Soft-Cooked Eggs

Put eggs into boiling water to well cover them. Remove kettle from stove and place where it will keep warm. Leave the eggs in the water from six to eight minutes.

Hard-Cooked Eggs

Cook eggs in water just below the boiling point for twenty minutes. The yolks will then be dry and mealy and will be easily digested.

Creamed Eggs

Cut four hard-cooked eggs in halves or quarters and pour over them one cup white sauce.

Egg Toast

Add the chopped whites of 3 hard-cooked eggs to 1 c. thin white sauce and pour over three slices of toast. Rub the yolks through a strainer over the whole. Reheat in the oven, if necessary. Garnish with parsley and serve.

Poached Eggs

Have a shallow pan nearly full of boiling salted water. Reduce heat until the water is motionless. Break the eggs into a saucer, one by one, and slip into the hot water. When a film has formed over the yolks and the white is firm, take up with a skimmer and place on pieces of toast of uniform shape and size.

Baked Custard

2 c. milk 2 or 3 eggs

1/4 c. sugar Pinch of salt

Nutmeg

Beat eggs slightly, and add to them the sugar and salt.
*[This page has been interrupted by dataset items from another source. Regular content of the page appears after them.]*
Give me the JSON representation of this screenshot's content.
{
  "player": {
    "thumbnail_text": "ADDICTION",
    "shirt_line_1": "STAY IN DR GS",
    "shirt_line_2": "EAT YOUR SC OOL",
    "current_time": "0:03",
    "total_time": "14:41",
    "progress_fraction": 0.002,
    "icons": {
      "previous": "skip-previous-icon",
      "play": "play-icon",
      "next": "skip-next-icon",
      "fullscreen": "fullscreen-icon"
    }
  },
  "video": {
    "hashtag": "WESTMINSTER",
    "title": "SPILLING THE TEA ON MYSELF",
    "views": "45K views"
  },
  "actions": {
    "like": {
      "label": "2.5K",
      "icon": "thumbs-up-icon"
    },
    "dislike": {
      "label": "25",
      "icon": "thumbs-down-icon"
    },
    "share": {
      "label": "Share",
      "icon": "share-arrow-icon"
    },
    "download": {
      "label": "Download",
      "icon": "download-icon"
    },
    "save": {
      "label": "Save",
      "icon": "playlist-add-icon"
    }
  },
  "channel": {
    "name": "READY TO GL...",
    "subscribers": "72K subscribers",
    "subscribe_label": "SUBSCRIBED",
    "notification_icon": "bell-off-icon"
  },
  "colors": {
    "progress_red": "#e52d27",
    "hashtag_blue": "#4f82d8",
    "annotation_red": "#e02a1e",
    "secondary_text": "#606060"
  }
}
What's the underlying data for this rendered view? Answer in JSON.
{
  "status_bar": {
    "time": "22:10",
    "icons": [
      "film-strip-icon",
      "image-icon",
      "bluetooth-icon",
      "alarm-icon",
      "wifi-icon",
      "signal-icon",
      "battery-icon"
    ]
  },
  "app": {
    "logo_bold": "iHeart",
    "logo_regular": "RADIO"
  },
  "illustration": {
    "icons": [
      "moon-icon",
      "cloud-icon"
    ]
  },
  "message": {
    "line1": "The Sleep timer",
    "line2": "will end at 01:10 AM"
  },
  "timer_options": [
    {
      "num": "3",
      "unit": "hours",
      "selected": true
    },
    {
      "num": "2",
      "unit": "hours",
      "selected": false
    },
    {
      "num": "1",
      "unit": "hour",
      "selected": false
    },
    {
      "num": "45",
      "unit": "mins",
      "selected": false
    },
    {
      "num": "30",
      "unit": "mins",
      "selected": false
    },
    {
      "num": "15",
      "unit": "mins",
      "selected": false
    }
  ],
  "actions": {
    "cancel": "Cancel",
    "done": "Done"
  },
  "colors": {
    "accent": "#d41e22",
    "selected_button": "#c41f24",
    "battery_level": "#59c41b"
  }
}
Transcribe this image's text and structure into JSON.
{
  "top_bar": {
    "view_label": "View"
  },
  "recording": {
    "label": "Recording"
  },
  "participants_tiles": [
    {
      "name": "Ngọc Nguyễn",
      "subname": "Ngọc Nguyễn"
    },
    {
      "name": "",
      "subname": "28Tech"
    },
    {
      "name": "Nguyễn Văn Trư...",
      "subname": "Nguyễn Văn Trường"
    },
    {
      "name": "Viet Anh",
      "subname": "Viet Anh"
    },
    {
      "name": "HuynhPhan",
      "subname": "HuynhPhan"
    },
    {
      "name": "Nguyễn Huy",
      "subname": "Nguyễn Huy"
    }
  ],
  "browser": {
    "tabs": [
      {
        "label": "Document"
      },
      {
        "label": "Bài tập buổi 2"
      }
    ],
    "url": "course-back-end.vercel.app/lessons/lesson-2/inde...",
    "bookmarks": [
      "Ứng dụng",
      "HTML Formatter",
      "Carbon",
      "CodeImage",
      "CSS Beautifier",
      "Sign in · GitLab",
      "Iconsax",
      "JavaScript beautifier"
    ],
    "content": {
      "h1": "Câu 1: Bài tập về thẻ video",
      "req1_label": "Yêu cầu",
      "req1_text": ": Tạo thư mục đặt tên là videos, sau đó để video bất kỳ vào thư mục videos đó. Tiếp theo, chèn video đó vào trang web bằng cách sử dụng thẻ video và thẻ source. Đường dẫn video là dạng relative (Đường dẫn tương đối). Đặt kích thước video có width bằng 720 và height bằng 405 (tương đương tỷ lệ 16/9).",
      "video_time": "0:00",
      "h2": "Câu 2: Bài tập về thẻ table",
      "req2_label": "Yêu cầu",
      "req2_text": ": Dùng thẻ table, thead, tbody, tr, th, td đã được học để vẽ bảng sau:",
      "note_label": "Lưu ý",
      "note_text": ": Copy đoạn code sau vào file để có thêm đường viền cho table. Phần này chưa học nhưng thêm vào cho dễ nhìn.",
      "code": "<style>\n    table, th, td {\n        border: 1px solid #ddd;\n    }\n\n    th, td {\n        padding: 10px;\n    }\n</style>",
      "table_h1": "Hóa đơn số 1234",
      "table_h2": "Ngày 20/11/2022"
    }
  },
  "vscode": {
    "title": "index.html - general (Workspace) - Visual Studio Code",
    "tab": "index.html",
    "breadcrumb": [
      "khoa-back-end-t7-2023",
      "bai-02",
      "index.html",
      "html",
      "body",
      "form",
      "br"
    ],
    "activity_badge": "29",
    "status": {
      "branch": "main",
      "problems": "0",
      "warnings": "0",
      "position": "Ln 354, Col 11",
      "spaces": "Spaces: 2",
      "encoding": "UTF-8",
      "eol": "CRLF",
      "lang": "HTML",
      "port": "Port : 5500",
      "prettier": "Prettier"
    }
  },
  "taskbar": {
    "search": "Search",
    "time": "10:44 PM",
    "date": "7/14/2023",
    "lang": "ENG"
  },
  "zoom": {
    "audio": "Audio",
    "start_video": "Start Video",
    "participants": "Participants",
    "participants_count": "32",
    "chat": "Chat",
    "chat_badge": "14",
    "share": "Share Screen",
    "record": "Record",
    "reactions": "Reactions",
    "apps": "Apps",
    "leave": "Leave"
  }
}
Pour on them the milk. Strain into a buttered mold, add nutmeg.

Set mold in a pan of hot water. Bake in a slow oven till firm and until a knife inserted will come out clean. Do not allow the water around the custard to boil, as egg and milk combinations must cookat at a low temperature or they will separate and become watery. Allow 2 eggs for cup custards and 3 if baked in a large mold.